Questa è la storia di Gioele, ma potrebbe essere quella di Mattia, di Anna, di Maria. Delle migliaia di bambini con disabilità che vivono in Puglia e che hanno diritto a crescere con serenità e con gioia. A meno di una settimana dal suono della prima campanella, Francesco, il papà di Gioele, ha ricevuto una telefonata dal Comune di Bari: «Mi hanno riferito – racconta – che quest’anno sono cambiate le disposizioni e il servizio di trasporto per disabili effettuerà una sola presa all’uscita. Siccome la maggior parte degli studenti disabili esce alle 14, per Gioele che esce alle 13 ci dovremo organizzare in famiglia, così ci è stato detto». 

Servizio "ridotto"


Per quale motivo il servizio di presa degli studenti disabili da scuola sarà effettuato una volta soltanto? «Presumo per motivi economici – prosegue Francesco -.

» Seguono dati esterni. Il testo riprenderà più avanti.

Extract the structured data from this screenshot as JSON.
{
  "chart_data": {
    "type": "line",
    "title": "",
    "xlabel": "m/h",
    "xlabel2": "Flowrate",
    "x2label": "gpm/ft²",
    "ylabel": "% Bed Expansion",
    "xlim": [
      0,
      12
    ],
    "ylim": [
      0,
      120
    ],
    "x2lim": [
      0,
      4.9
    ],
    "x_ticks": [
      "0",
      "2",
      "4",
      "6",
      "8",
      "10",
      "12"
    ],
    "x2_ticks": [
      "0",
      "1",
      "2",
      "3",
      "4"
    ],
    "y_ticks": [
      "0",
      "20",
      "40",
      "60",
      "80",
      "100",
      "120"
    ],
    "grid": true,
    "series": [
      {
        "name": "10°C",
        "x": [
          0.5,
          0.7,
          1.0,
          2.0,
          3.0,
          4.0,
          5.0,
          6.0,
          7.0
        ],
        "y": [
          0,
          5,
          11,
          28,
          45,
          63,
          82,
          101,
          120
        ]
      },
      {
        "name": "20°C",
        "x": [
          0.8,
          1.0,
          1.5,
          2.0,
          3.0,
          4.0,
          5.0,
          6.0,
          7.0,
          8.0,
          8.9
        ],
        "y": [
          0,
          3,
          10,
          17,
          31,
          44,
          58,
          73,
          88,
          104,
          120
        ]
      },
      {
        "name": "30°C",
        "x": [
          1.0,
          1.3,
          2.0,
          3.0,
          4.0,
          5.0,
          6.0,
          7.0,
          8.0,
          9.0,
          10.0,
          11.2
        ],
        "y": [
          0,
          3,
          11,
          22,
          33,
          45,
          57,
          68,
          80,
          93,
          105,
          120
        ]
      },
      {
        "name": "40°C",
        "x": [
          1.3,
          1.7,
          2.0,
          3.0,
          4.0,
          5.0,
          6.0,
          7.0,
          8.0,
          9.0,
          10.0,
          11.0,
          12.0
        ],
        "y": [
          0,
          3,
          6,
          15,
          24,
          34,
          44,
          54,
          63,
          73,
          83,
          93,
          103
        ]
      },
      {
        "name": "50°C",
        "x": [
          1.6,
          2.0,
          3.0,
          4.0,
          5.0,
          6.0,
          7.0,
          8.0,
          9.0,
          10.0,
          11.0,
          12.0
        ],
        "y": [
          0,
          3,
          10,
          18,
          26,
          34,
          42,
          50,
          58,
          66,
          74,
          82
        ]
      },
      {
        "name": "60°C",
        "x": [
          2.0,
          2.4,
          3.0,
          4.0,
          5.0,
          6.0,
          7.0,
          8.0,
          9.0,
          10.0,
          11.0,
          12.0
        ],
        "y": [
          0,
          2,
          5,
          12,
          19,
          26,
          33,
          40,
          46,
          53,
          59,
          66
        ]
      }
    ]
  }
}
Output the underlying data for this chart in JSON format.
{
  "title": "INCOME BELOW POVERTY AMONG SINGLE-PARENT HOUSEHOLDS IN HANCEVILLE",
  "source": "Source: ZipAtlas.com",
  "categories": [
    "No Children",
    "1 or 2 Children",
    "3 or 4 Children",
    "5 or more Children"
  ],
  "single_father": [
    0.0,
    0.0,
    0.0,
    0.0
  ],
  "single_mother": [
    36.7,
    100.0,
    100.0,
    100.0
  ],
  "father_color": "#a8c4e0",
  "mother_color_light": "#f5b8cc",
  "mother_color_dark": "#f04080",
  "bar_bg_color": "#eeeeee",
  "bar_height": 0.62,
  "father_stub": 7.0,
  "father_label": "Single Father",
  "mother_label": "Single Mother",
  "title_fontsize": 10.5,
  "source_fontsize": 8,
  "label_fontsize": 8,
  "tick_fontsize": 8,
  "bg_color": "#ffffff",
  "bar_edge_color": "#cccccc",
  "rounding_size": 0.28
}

E siccome la maggioranza degli studenti ha disabilità più “leggere” e possono uscire alle 14 allora la scuola ha deciso che alle 14 si potrà usufruire del servizio e per gli altri “provvederanno le famiglie”. Una guerra fra poveri». Come se i genitori non avessero la necessità di conciliare la vita familiare con il lavoro. Come se tale conciliazione non fosse già per tutti una corsa a ostacoli in questo Sud ancora troppo avaro di servizi per bambini, ragazzi e famiglie. Come se, in fin dei conti, la disabilità patisse ancora il retrogusto della colpa inconfessabile: un problema, sì, ma soltanto di chi ce l’ha. E, allora, arrangiatevi. 

Famiglia in difficoltà


Francesco ha preso in considerazione anche la possibilità di lasciare Gioele a scuola fino alle 14, ma non si può: fino a quell’ora il bambino non ha l’insegnante di sostegno e dunque non può restare in classe. Un labirinto senza uscita di difficoltà, di disservizi, anche di umiliazioni. Perché è indubbiamente un’umiliazione costringere un padre, un cittadino a mendicare un servizio da un ufficio a un altro. E cosa può essere più importante dell’assistenza a un bambino disabile, dell’inclusione di quel bambino in una società che voglia dirsi davvero giusta? «Gioele non ha nonni, zii, fratelli o sorelle che possano sostituire le istituzioni e andarlo e prendere e portarlo a casa dove lo aspetta un assistente che starà con lui fino al ritorno dei genitori – prosegue Francesco -. E da solo respira e sorride, ma per tutto il resto ha bisogno sempre che ci sia qualcuno. Ho assistito al rimpallo fra Comune, scuola e Ufficio scolastico regionale, ma a me non importa di chi sia la responsabilità di questa gestione sciagurata. A me interessa che le istituzioni minimizzino le diseguaglianze e che se un ragazzo disabile a scuola ha l’opportunità di crescere e far crescere i suoi compagni, allora la scuola deve garantire per tutto l’orario il percorso di sostegno». Oggi, infatti, a Gioele lo Stato garantisce appena 18 ore di assistenza a settimana: «Questo – si sfoga Francesco - significa che non si vuole favorire l’integrazione per annullare le diversità, ma solo fare il minimo sindacale per non cadere in torto, come le percentuali della raccolta differenziata. Capita che siano le istituzioni a farti pesare la disabilità, a farti pensare che dovrebbero aprire forse i manicomi e chiudere tutti lì dentro, così minimizzeremmo i costi e potremmo farci dei selfie bellissimi». 


Oppure dovremmo indignarci e pretendere – per i cento, mille Gioele – che i più fragili diventino la priorità, impedendo innanzitutto che siano loro a pagare il prezzo degli sprechi, delle inefficienze, delle inettitudini. E poi lavorando di più e meglio perché bambini e bambine disabili, con le loro famiglie, abbiano una inclusione reale e una vita migliore. Miglioreremmo, in un colpo solo, anche la nostra.